The animation is freeing. The Jedis are free to use more powers and to move and fight more naturally (if naturally is the proper way to describe folks who use magic parasites to fight with laser swords). The battles feel a bit larger, and there’s more freedom of movement in the course of the battle in ways that wouldn’t be practical with real cameras. Despite being made for television, and shot for television with lots of facial close-ups, there’s good use made of the letterbox format, and some impressive wide shots, especially during combat.
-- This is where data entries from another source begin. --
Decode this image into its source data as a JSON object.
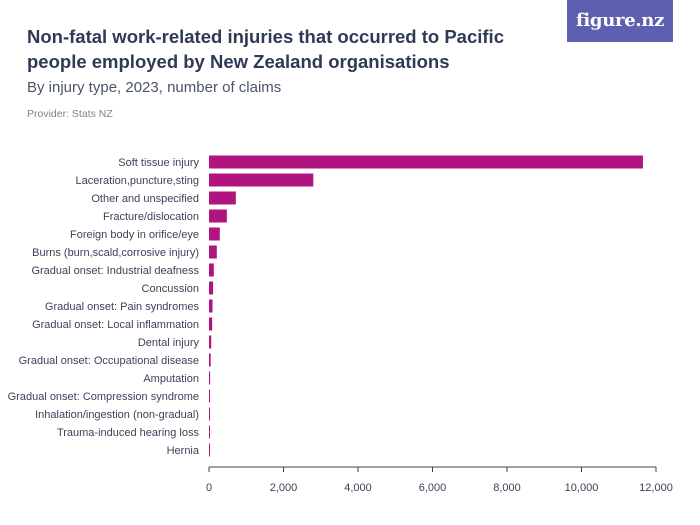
{
  "header": {
    "title": "Non-fatal work-related injuries that occurred to Pacific people employed by New Zealand organisations",
    "subtitle": "By injury type, 2023, number of claims",
    "provider": "Provider: Stats NZ",
    "logo_text": "figure.nz"
  },
  "colors": {
    "bar": "#b0157f",
    "axis": "#3b4357",
    "logo_bg": "#5d5fb0"
  },
  "chart_data": {
    "type": "bar",
    "orientation": "horizontal",
    "title": "Non-fatal work-related injuries that occurred to Pacific people employed by New Zealand organisations",
    "subtitle": "By injury type, 2023, number of claims",
    "xlabel": "",
    "ylabel": "",
    "xlim": [
      0,
      12000
    ],
    "xticks": [
      "0",
      "2,000",
      "4,000",
      "6,000",
      "8,000",
      "10,000",
      "12,000"
    ],
    "xtick_values": [
      0,
      2000,
      4000,
      6000,
      8000,
      10000,
      12000
    ],
    "grid": false,
    "categories": [
      "Soft tissue injury",
      "Laceration,puncture,sting",
      "Other and unspecified",
      "Fracture/dislocation",
      "Foreign body in orifice/eye",
      "Burns (burn,scald,corrosive injury)",
      "Gradual onset: Industrial deafness",
      "Concussion",
      "Gradual onset: Pain syndromes",
      "Gradual onset: Local inflammation",
      "Dental injury",
      "Gradual onset: Occupational disease",
      "Amputation",
      "Gradual onset: Compression syndrome",
      "Inhalation/ingestion (non-gradual)",
      "Trauma-induced hearing loss",
      "Hernia"
    ],
    "values": [
      11650,
      2800,
      720,
      480,
      290,
      210,
      130,
      110,
      95,
      85,
      60,
      45,
      30,
      20,
      15,
      10,
      5
    ]
  }
}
There are some very good combat moments fortunately, but the character interaction is strained to say the least. The script, by Henry Gilroy, Steven Melching, and Scott Murphy, is very weak. Ahsoka is entirely too sassy for her own good, coming off as more obnoxious than spunky. Her chemistry with Anakin is incredibly forced, and the journey from two people that don’t like one another to friendly-ish seems rushed. The Battle Droids are back to being goofy and dumb. The one-liners and attempted jokes land with a Hutt-like splat. The lack of John Williams’ familiar score hurts more than I would have expected when it comes to underscoring the dramatic moments and heightening the tension in the action scenes. It comes off flat.
Perhaps I’m getting too old for Star Wars. Or maybe Star Wars is getting too young for me. While the initial trilogy started to run out of steam towards the end, and the new trilogy picked up steam towards the end, The Clone Wars is pretty much without steam from the very beginning. It has its moments, and will probably be much better in smaller TV-sized doses, but as a big screen event the struggle to get Stinky the Hutt is a let-down. Either I expected too much from the first CGI Star Wars animated film, or this beverage never had any fizz.